Efficient Virtual Memory for Big Memory Servers
A. Basu, J. Gandhi, J. Chang, M. D. Hill, and M. M. Swift, ISCA 2013
Summary
Many “big-memory” server workloads, such as databases, in-memory caches, and graph analytics, pay a high cost for paged VM. TLB misses can account for up to 51% of execution time, while rich features of paged VM is not needed by most applications.
Proposal: Paged VM + Direct Segements, an alternative for huge pages. Mapping part of a process’s linear virtual address space with a direct segment, while page mapping the rest of the virtual address space.

Motivation
Many “big-memory” server workloads pay a high cost for paged VM: they suffer from high TLB misses while not requiring rich features of paged VM.
Trend
- 
    The amount of physical memory has gone from a few MBs to a few GBs and then a few TBs now. 
- 
    The size of TLBs has remained fairly unchanged. 
- 
    Many “big-memory” workloads exhibit low access locality. 
Higher memory capacity + const TLB + low locality access pattern = more TLB misses.
Observation of Big-memory Workloads
- 
    For the majority of their address space, big-memory workloads do not require swapping, fragmentation mitigation, or fine-grained protection afforded by current virtual memory implementations.

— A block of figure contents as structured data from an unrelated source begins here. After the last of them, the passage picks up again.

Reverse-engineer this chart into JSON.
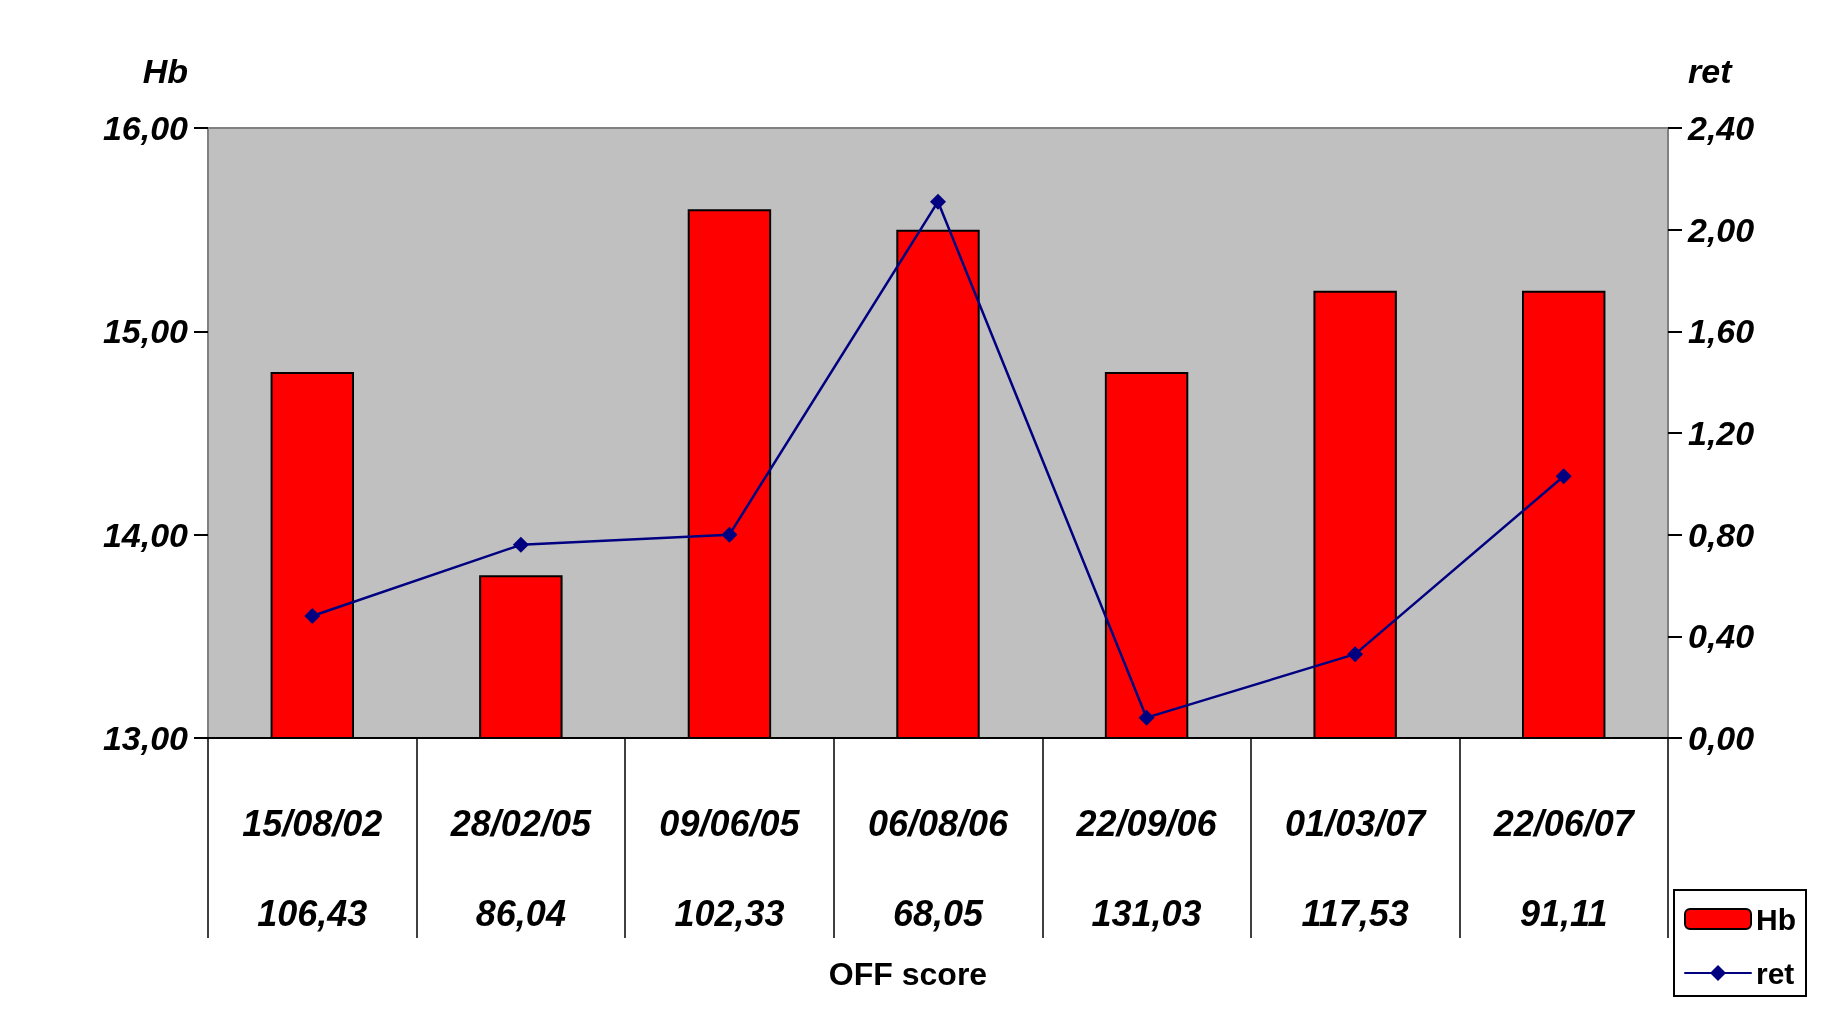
{
  "chart_data": {
    "type": "bar",
    "annotations": [
      "OFF score"
    ],
    "ylabel": "Hb",
    "y2label": "ret",
    "categories": [
      "15/08/02\n106,43",
      "28/02/05\n86,04",
      "09/06/05\n102,33",
      "06/08/06\n68,05",
      "22/09/06\n131,03",
      "01/03/07\n117,53",
      "22/06/07\n91,11"
    ],
    "series": [
      {
        "name": "Hb",
        "color": "#ff0000",
        "values": [
          14.8,
          13.8,
          15.6,
          15.5,
          14.8,
          15.2,
          15.2
        ]
      },
      {
        "name": "ret",
        "type": "line",
        "axis": "y2",
        "color": "#000080",
        "marker": "diamond",
        "line_style": "solid",
        "values": [
          0.48,
          0.76,
          0.8,
          2.11,
          0.08,
          0.33,
          1.03
        ]
      }
    ],
    "ylim": [
      13,
      16
    ],
    "yticks": [
      {
        "value": 13,
        "label": "13,00"
      },
      {
        "value": 14,
        "label": "14,00"
      },
      {
        "value": 15,
        "label": "15,00"
      },
      {
        "value": 16,
        "label": "16,00"
      }
    ],
    "y2lim": [
      0,
      2.4
    ],
    "y2ticks": [
      {
        "value": 0,
        "label": "0,00"
      },
      {
        "value": 0.4,
        "label": "0,40"
      },
      {
        "value": 0.8,
        "label": "0,80"
      },
      {
        "value": 1.2,
        "label": "1,20"
      },
      {
        "value": 1.6,
        "label": "1,60"
      },
      {
        "value": 2,
        "label": "2,00"
      },
      {
        "value": 2.4,
        "label": "2,40"
      }
    ],
    "grid": false,
    "legend": "bottom right"
  }
}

They allocate memory early and have stable memory usage. 
- 
    Big-memory workloads pay a cost of paged VM: substantial performance lost to TLB misses. 
- 
    Many big-memory workloads are long running, sized to match memory capacity, and have one (or a few) primary processses. 
Solution: Paged VM + Direct Segements
Goal: enable fast and minimalist address translation through segmentation where possible, while defaulting to conventional page-based virtual memory where needed.
Proposal: direct-segment hardware that is used via a software primary region.
Hardware Support: Direct Segment
Idea: Translate a contiguous virtual address range directly onto a contiguous physical address range to eliminate TLB miss. Any virtual address outside the aforementioned virtual address range is mapped through conventional paging.
Implementation: Segmentation. BASE, LIMIT, OFFSET registers added per core. Direct segments are aligned to the base page size, so page offset bits are omitted from these registers. A given virtual address for a process is translated either through direct segment or through conventional page-based virtual memory but never both.
Software Support: Primary Region
- 
    OS provides a primary region abstraction to let applications specify which portion of their memory does not benefit from paging. 
- 
    OS provisions physical memory for a primary region and maps all or part of the primary region through a direct segment by configuring the direct-segment registers. 
Two approaches to manage physical memory:
- 
    Create contiguous physical memory dynamically through periodic memory compaction. 
- 
    Use physical memory reservations and set aside memory immediately after system startup. 
Why Not Huge Pages?
- 
    Large pages and their TLB support do not automatically scale to much larger memories. To support big-memory workloads, the size of large pages and/or size of TLB hierarchy must continue to scale as memory capacity increases. 
- 
    Efficient TLB support for multiple page sizes is difficult. Because the indexing address bits for large pages are unknown until the translation completes, a split-TLB design is typically required where separate sub-TLBs are used for different page sizes. This design can suffer from performance unpredictability while using larger page sizes. 
- 
    Large page sizes are often few and far apart. 
Results from Experiments
For all workloads examined (graph500, memcached, MySQL, NPB:BT, NPB:CG, GUPS), the percentage of time spent on TLB miss handling was reduced to less than 0.5%.
Questions
- 
    For long-running workloads, can we gradually optimize the virtual-physical mapping by placing important things in the direct segment? 
- 
    Can multiple processes use direct segment concurrently? If so, how to manage the direct segment?